Of our two million dollar bill, insurance paid about half a million dollars. I paid about ten thousand. The rest was written off. So the next time you hear about hospitals losing hundreds of millions of dollars each year to unpaid bills, remember that number is “potential” income, what the hospitals would make if bills were actually paid in full.

I can’t feel too bad for the healthcare industry, whose CEO compensation rates have risen more rapidly that healthcare costs. While the CEO of Emma’s hospital only made just over three million, the CEO of the insurance company made over twelve. Quite a few healthcare CEOs are in the top ten highest compensated, with the number one spot held by John H. Hammergren of McKesson, who made over one hundred thirty one million dollars in one year. Under Swiss law his lowest paid employee would earn almost eleven million dollars a year. Four times as much as the Hospital CEO.

Our “Health Care Reform”, AKA “Obamacare”, AKA “The affordable care act”, just gave these people millions of new customers. We are required by law to give them money, and they in turn are required to take it.

If we really want to reform healthcare, perhaps we should start a program like the Swiss. Of course there’s no way we could do it overnight, but maybe sliding introduction.
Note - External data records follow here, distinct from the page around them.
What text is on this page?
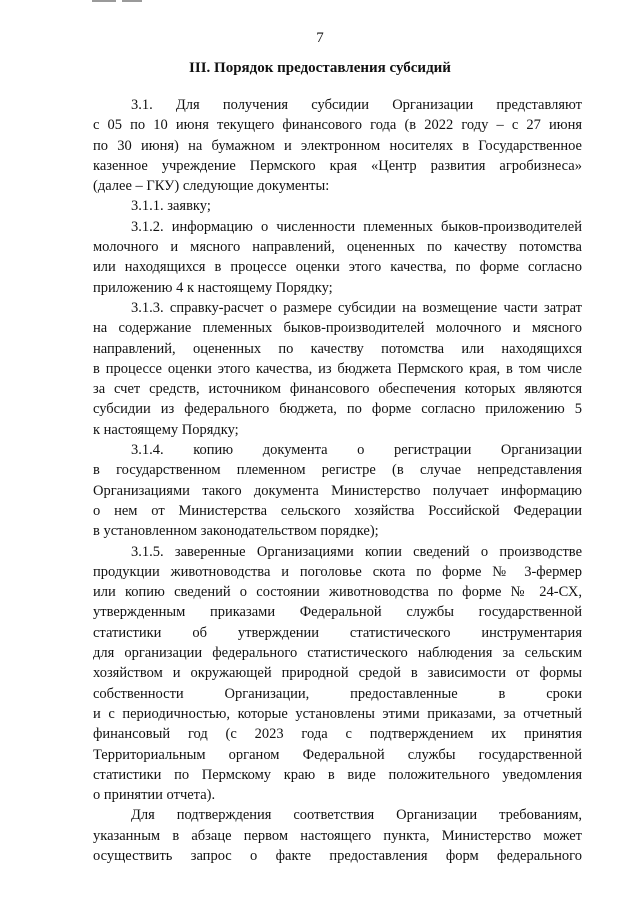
7
III. Порядок предоставления субсидий
3.1. Для получения субсидии Организации представляют
с 05 по 10 июня текущего финансового года (в 2022 году – с 27 июня
по 30 июня) на бумажном и электронном носителях в Государственное
казенное учреждение Пермского края «Центр развития агробизнеса»
(далее – ГКУ) следующие документы:
3.1.1. заявку;
3.1.2. информацию о численности племенных быков-производителей
молочного и мясного направлений, оцененных по качеству потомства
или находящихся в процессе оценки этого качества, по форме согласно
приложению 4 к настоящему Порядку;
3.1.3. справку-расчет о размере субсидии на возмещение части затрат
на содержание племенных быков-производителей молочного и мясного
направлений, оцененных по качеству потомства или находящихся
в процессе оценки этого качества, из бюджета Пермского края, в том числе
за счет средств, источником финансового обеспечения которых являются
субсидии из федерального бюджета, по форме согласно приложению 5
к настоящему Порядку;
3.1.4. копию документа о регистрации Организации
в государственном племенном регистре (в случае непредставления
Организациями такого документа Министерство получает информацию
о нем от Министерства сельского хозяйства Российской Федерации
в установленном законодательством порядке);
3.1.5. заверенные Организациями копии сведений о производстве
продукции животноводства и поголовье скота по форме № 3-фермер
или копию сведений о состоянии животноводства по форме № 24-СХ,
утвержденным приказами Федеральной службы государственной
статистики об утверждении статистического инструментария
для организации федерального статистического наблюдения за сельским
хозяйством и окружающей природной средой в зависимости от формы
собственности Организации, предоставленные в сроки
и с периодичностью, которые установлены этими приказами, за отчетный
финансовый год (с 2023 года с подтверждением их принятия
Территориальным органом Федеральной службы государственной
статистики по Пермскому краю в виде положительного уведомления
о принятии отчета).
Для подтверждения соответствия Организации требованиям,
указанным в абзаце первом настоящего пункта, Министерство может
осуществить запрос о факте предоставления форм федерального
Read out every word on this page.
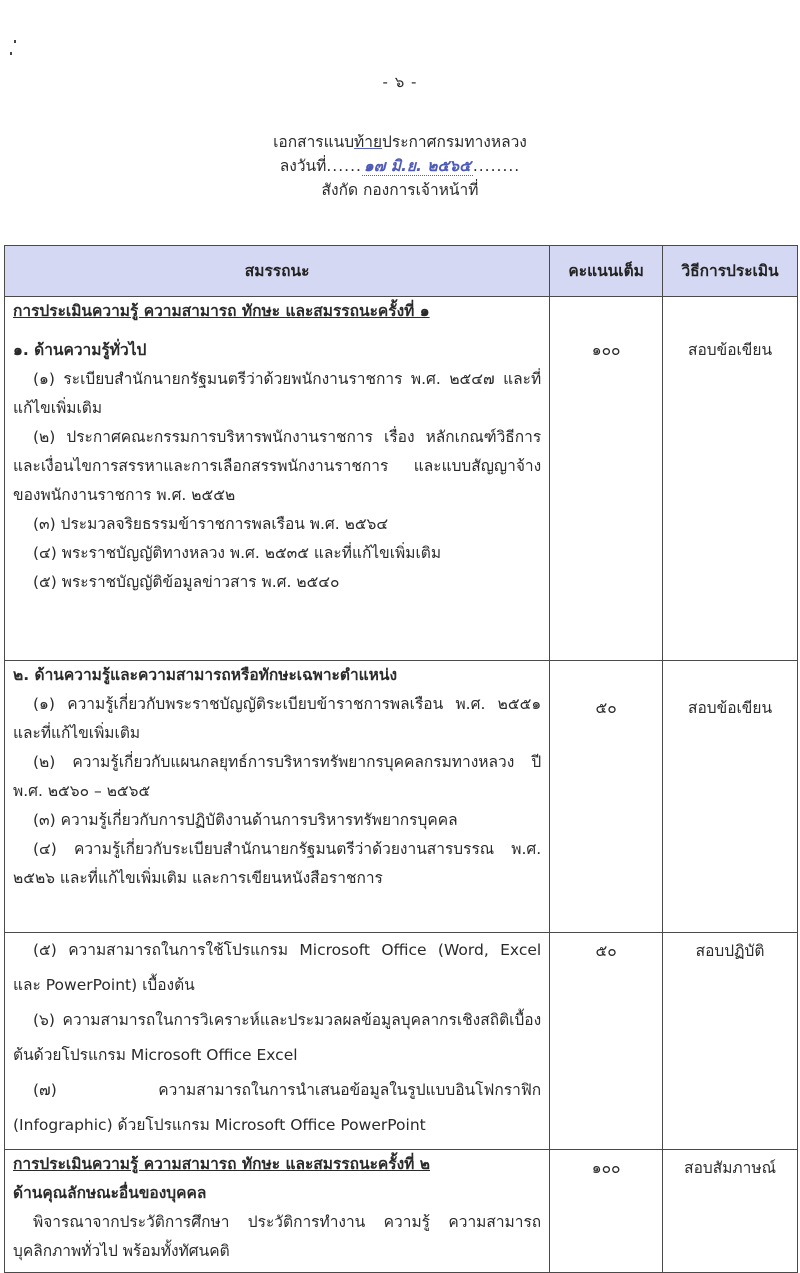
- ๖ -
เอกสารแนบท้ายประกาศกรมทางหลวง
ลงวันที่...... ๑๗ มิ.ย. ๒๕๖๕ ........
สังกัด กองการเจ้าหน้าที่
สมรรถนะ	คะแนนเต็ม	วิธีการประเมิน

การประเมินความรู้ ความสามารถ ทักษะ และสมรรถนะครั้งที่ ๑
๑. ด้านความรู้ทั่วไป
(๑) ระเบียบสำนักนายกรัฐมนตรีว่าด้วยพนักงานราชการ พ.ศ. ๒๕๔๗ และที่แก้ไขเพิ่มเติม
(๒) ประกาศคณะกรรมการบริหารพนักงานราชการ เรื่อง หลักเกณฑ์วิธีการและเงื่อนไขการสรรหาและการเลือกสรรพนักงานราชการ และแบบสัญญาจ้างของพนักงานราชการ พ.ศ. ๒๕๕๒
(๓) ประมวลจริยธรรมข้าราชการพลเรือน พ.ศ. ๒๕๖๔
(๔) พระราชบัญญัติทางหลวง พ.ศ. ๒๕๓๕ และที่แก้ไขเพิ่มเติม
(๕) พระราชบัญญัติข้อมูลข่าวสาร พ.ศ. ๒๕๔๐
	๑๐๐	สอบข้อเขียน

๒. ด้านความรู้และความสามารถหรือทักษะเฉพาะตำแหน่ง
(๑) ความรู้เกี่ยวกับพระราชบัญญัติระเบียบข้าราชการพลเรือน พ.ศ. ๒๕๕๑ และที่แก้ไขเพิ่มเติม
(๒) ความรู้เกี่ยวกับแผนกลยุทธ์การบริหารทรัพยากรบุคคลกรมทางหลวง ปี พ.ศ. ๒๕๖๐ – ๒๕๖๕
(๓) ความรู้เกี่ยวกับการปฏิบัติงานด้านการบริหารทรัพยากรบุคคล
(๔) ความรู้เกี่ยวกับระเบียบสำนักนายกรัฐมนตรีว่าด้วยงานสารบรรณ พ.ศ. ๒๕๒๖ และที่แก้ไขเพิ่มเติม และการเขียนหนังสือราชการ	๕๐	สอบข้อเขียน

(๕) ความสามารถในการใช้โปรแกรม Microsoft Office (Word, Excel และ PowerPoint) เบื้องต้น
(๖) ความสามารถในการวิเคราะห์และประมวลผลข้อมูลบุคลากรเชิงสถิติเบื้องต้นด้วยโปรแกรม Microsoft Office Excel
(๗) ความสามารถในการนำเสนอข้อมูลในรูปแบบอินโฟกราฟิก (Infographic) ด้วยโปรแกรม Microsoft Office PowerPoint	๕๐	สอบปฏิบัติ

การประเมินความรู้ ความสามารถ ทักษะ และสมรรถนะครั้งที่ ๒
ด้านคุณลักษณะอื่นของบุคคล
พิจารณาจากประวัติการศึกษา ประวัติการทำงาน ความรู้ ความสามารถ บุคลิกภาพทั่วไป พร้อมทั้งทัศนคติ	๑๐๐	สอบสัมภาษณ์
Start with not for profit entities, like hospitals, and make insurance companies not for profits, maybe start out with a fifty two to one ratio rather than twelve to one, so that the CEO can’t make more in a week than his lowest paid employee makes in a year. That would still put the CEO of an operation that had minimum wage employees at around a million a year.

Capitalist that I am, I just can’t justify the individual incomes at the top of the scale. The contributions these people make to society don’t justify them and our economy can’t justify either. This is a cost we can address that will have direct impact on all the other costs down the line.

One comment on “Medical costs

  1. Spiridoula says:

    I think that the system is broken when prisons and insurance companies are privatized and for profit. Funny how most hospitals in our state are not for profit and still closing or merging. The change has to be radical and unfortunately I cannot think of one politician willing to separate from their “sponsors” to start it. I commend the President for trying I get the ball rolling – even if the bill became so twisted it allowed the Monsanto protection act to pass.